La rebelión de los blancos

24 enero, 2014

Fuente: El País Semanal

Fueron los hermanos pobres de la viña

Un puñado de locos han acabado con esa leyenda negra

Un viaje por toda España en busca de los mejores vinos blancos de la historia

 22 NOV 2013 – 17:36 

ALFREDO CÁLIZ

El blanco también existe. Es un vino, no un zumo ligero, afrutado, perfumado y barato; elaborado sin ambición ni orgullo; sin sabor ni cuerpo; condenado a ser ingerido joven y fresquito en el aperitivo o predestinado al anonimato de la venta a granel. Un blanco puede tener la grandeza de un tinto. Ser el resultado de uvas milenarias, originales y nobles. Estar elaborado con pasión y sabiduría. Alcanzar los mismos precios en el mercado. Y similares calificaciones de los gurús. Aspirar a la trascendencia. Y décadas después de embotellados, dar todavía mucho de sí. Asumiendo el papel de memoria viva de un lugar y una época. Solo hay que probar una copa de Viña Tondonia, uno de los top de La Rioja, 20 años envejeciendo entre la barrica y la botella, para comprenderlo.

La prueba más evidente de ese paso adelante en el prestigio de los blancos es el cada vez más elevado consumo que se hace de ellos en algunas regiones del planeta, principalmente en el nuevo mundo, en Australia y Nueva Zelanda, donde es mayoritario. O incluso en Reino Unido, Alemania o Estados Unidos, donde se acerca al 50%. En España, un país en el que la relación de ventas frente al tinto es aún del 24%-69% (el resto corresponde al rosado), sin un Vega-Sicilia dorado cuya fama haya abierto las puertas al resto de bodegas, el blanco ha sido el hermano pobre de la viña. Y, por si fuera poco, acreedor de una extensa leyenda negra. Ese pliego de cargos se expresaba así: eran vinos inferiores y femeninos;meros teloneros de un gran tinto; provocaban ardor de estómago, dolor de cabeza, y había que tomarlos fríos para soportar sus fallos; no valían para largas crianzas; su acidez era sinónimo de defecto (cuando es la columna vertebral de su finura).

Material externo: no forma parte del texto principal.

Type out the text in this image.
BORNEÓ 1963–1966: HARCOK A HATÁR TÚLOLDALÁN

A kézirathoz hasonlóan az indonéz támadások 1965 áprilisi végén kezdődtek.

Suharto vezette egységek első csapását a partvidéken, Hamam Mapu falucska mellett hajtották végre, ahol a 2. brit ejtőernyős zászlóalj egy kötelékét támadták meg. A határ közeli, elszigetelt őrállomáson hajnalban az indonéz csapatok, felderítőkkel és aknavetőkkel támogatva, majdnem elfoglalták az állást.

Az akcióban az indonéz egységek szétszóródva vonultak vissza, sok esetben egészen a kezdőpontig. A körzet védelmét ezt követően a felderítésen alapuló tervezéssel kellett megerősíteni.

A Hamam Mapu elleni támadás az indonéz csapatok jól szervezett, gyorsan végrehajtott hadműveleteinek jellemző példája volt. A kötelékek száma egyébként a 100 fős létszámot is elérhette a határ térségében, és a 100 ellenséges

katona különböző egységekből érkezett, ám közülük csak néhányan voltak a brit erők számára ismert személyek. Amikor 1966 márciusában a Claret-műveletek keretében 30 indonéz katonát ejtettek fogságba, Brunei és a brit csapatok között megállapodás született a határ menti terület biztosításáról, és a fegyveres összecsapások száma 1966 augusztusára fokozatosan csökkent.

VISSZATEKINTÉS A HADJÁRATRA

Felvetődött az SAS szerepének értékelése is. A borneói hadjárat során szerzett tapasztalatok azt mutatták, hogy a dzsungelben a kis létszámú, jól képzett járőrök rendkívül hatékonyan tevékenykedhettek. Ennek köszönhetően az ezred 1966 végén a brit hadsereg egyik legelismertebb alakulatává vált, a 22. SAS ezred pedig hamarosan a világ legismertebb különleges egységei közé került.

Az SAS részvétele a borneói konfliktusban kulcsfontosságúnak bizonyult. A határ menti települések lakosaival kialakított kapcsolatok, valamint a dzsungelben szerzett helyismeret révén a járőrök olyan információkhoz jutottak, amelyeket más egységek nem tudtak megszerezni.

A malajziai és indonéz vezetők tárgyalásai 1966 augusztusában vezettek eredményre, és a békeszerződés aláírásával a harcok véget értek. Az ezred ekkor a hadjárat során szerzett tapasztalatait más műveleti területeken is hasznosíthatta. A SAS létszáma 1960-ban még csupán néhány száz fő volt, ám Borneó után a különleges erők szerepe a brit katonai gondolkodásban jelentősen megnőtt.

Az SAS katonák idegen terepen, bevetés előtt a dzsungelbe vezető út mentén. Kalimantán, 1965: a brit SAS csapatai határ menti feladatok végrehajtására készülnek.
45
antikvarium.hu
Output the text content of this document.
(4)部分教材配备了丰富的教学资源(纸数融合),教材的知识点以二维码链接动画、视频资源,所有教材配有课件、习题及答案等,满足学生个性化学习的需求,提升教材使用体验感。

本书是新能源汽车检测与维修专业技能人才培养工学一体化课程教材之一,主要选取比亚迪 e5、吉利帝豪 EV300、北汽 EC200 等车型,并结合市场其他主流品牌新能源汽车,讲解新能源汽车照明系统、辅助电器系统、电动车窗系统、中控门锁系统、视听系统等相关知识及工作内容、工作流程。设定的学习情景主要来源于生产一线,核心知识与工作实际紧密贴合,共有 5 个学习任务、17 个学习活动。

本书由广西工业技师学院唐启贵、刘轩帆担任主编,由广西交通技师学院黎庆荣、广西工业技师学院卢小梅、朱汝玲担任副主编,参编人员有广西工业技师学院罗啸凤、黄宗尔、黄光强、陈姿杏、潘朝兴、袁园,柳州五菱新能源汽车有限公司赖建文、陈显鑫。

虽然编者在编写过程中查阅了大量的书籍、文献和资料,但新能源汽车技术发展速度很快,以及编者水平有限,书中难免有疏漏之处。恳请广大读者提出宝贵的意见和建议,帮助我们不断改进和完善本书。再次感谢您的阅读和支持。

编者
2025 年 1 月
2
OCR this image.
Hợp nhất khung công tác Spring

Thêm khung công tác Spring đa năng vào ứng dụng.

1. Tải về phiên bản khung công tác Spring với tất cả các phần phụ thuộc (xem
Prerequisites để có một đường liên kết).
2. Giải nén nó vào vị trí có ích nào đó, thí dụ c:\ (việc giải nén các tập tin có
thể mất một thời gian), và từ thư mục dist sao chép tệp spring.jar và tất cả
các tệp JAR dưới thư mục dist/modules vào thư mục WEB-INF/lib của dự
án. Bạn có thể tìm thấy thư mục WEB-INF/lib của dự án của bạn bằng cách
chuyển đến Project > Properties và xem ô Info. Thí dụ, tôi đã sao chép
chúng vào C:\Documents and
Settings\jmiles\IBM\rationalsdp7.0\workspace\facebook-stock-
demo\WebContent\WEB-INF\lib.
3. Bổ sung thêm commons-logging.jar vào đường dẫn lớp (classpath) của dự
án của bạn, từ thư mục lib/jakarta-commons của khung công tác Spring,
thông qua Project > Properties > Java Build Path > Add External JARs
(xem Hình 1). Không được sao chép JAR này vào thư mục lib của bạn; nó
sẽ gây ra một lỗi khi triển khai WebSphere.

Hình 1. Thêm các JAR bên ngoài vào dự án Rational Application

Pedir un blanco en un restaurante, que no fuera cava o jerez, suponía aparecer como un profano. La sabiduría popular proclamaba su desprecio en este proverbio: “El mejor blanco, un tinto”.

Ese era el desolador panorama de nuestros blancos hasta que a finales de los noventa se inició en todo el país, de forma simultánea pero no coordinada, sin referencias, por generación espontánea, lo que la viticultora catalana Sara Pérez define como “una revolución silenciosa”. Mucha gente del vino (recién llegados con un par de hectáreas y también elaboradores de generaciones con centenares) iba a apostar con paciencia por los blancos. Desde Tenerife hasta Gipuzkoa; desde Granada hasta Ourense; desde el Pirineo leridano hasta León. Nadie sabe explicar dónde y en qué momento saltó la chispa. Era una reivindicación de lo propio. “El vino es para nosotros una obsesión, no una profesión”, define el viticultor riojano Benjamín Romeo, padre de blancos tan potentes como Qué Bonito Cacareaba, en su tierra, y Macizo, en el Garraf, en Cataluña. “Y por eso, a veces, nos movemos por criterios inexplicables, más cerca del corazón que de la cabeza”.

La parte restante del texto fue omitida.